Interactions of paramagnetic palladium ions in H-rho zeolite with oxygen, water, methanol, ethanol, propanol, ammonia, carbon monoxide, hydrogen, ethene, benzene and pyridine have been studied by EPR and electron spin echo modulation (ESEM) spectroscopies. Pd^II was reduced to paramagnetic Pd^I by a thermal activation process. The EPR spectrum of an activated sample shows the formation of one Pd^I species, which is suggested to be located in octagonal prism sites of the rho zeolite framework. Pd^I interacts with water vapour or molecular oxygen, to form Pd^II–O₂^–, indicating the decomposition of water. Equilibration with methanol, ethanol or propanol results in a broad isotropic EPR signal which is attributed to the formation of small palladium clusters. ESEM shows that the Pd clusters coordinate to one molecule of methanol or ethanol.
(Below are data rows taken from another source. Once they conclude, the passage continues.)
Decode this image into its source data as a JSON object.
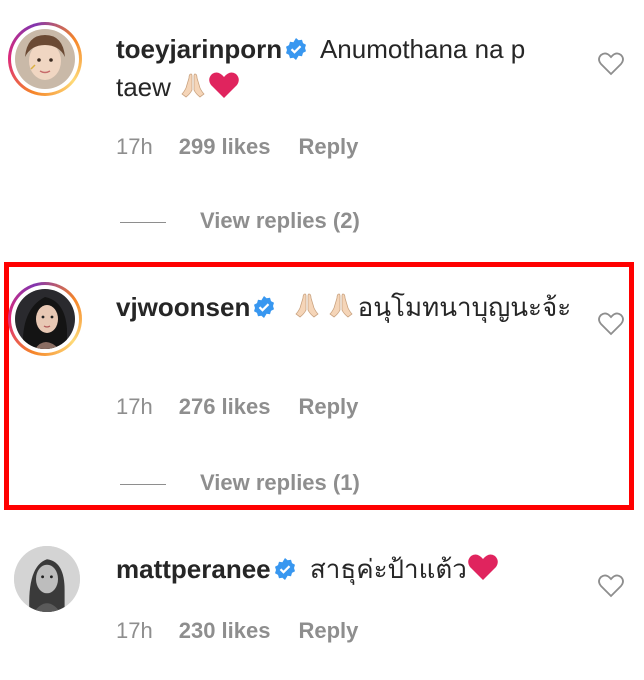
{
  "comments": [
    {
      "username": "toeyjarinporn",
      "text": "Anumothana na p taew",
      "time": "17h",
      "likes": "299 likes",
      "reply": "Reply",
      "view_replies": "View replies (2)"
    },
    {
      "username": "vjwoonsen",
      "text": "อนุโมทนาบุญนะจ้ะ",
      "time": "17h",
      "likes": "276 likes",
      "reply": "Reply",
      "view_replies": "View replies (1)"
    },
    {
      "username": "mattperanee",
      "text": "สาธุค่ะป้าแต้ว",
      "time": "17h",
      "likes": "230 likes",
      "reply": "Reply"
    }
  ],
  "colors": {
    "highlight": "#ff0000",
    "verified": "#3897f0",
    "muted": "#8e8e8e",
    "heart_emoji": "#e0245e"
  }
}
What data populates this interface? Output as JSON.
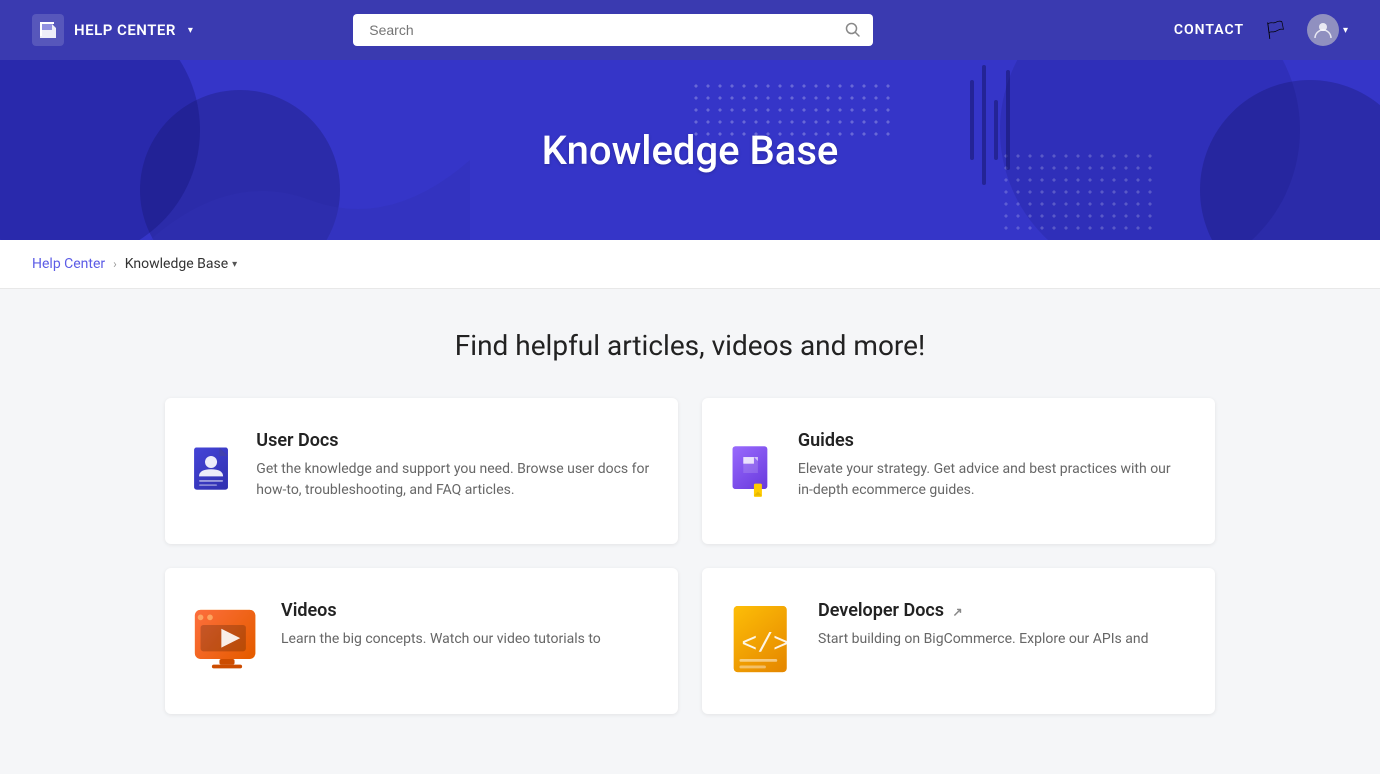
{
  "navbar": {
    "brand": "HELP CENTER",
    "brand_caret": "▾",
    "search_placeholder": "Search",
    "contact_label": "CONTACT",
    "avatar_caret": "▾"
  },
  "breadcrumb": {
    "home_label": "Help Center",
    "separator": "›",
    "current_label": "Knowledge Base",
    "current_caret": "▾"
  },
  "hero": {
    "title": "Knowledge Base"
  },
  "main": {
    "find_title": "Find helpful articles, videos and more!",
    "cards": [
      {
        "id": "user-docs",
        "title": "User Docs",
        "description": "Get the knowledge and support you need. Browse user docs for how-to, troubleshooting, and FAQ articles.",
        "external": false
      },
      {
        "id": "guides",
        "title": "Guides",
        "description": "Elevate your strategy. Get advice and best practices with our in-depth ecommerce guides.",
        "external": false
      },
      {
        "id": "videos",
        "title": "Videos",
        "description": "Learn the big concepts. Watch our video tutorials to",
        "external": false
      },
      {
        "id": "developer-docs",
        "title": "Developer Docs",
        "description": "Start building on BigCommerce. Explore our APIs and",
        "external": true
      }
    ]
  },
  "colors": {
    "primary": "#3535c8",
    "navbar_bg": "#3a3ab0",
    "link": "#5c5ce6"
  }
}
Interestingly, an activated sample with adsorbed ethanol produces an additional anisotropic signal, besides the broad isotropic signal, which is also coordinated to one molecule of ethanol. Propanol requires relatively much longer times for cluster formation, compared with methanol and ethanol. Adsorption of ammonia produces a Pd^I complex containing four molecules of ammonia, based upon resolved nitrogen superhyperfine coupling. Adsorption of carbon monoxide results in a Pd^I complex containing two molecules of carbon monoxide, based upon resolved ¹³C superhyperfine coupling. Upon adsorption of hydrogen, a new Pd^I species occurs, which disappears upon exposure to oxygen. EPR and ESEM results indicate that exposure to ethene leads to two new Pd^I species, each of which coordinates to one molecule of ethene.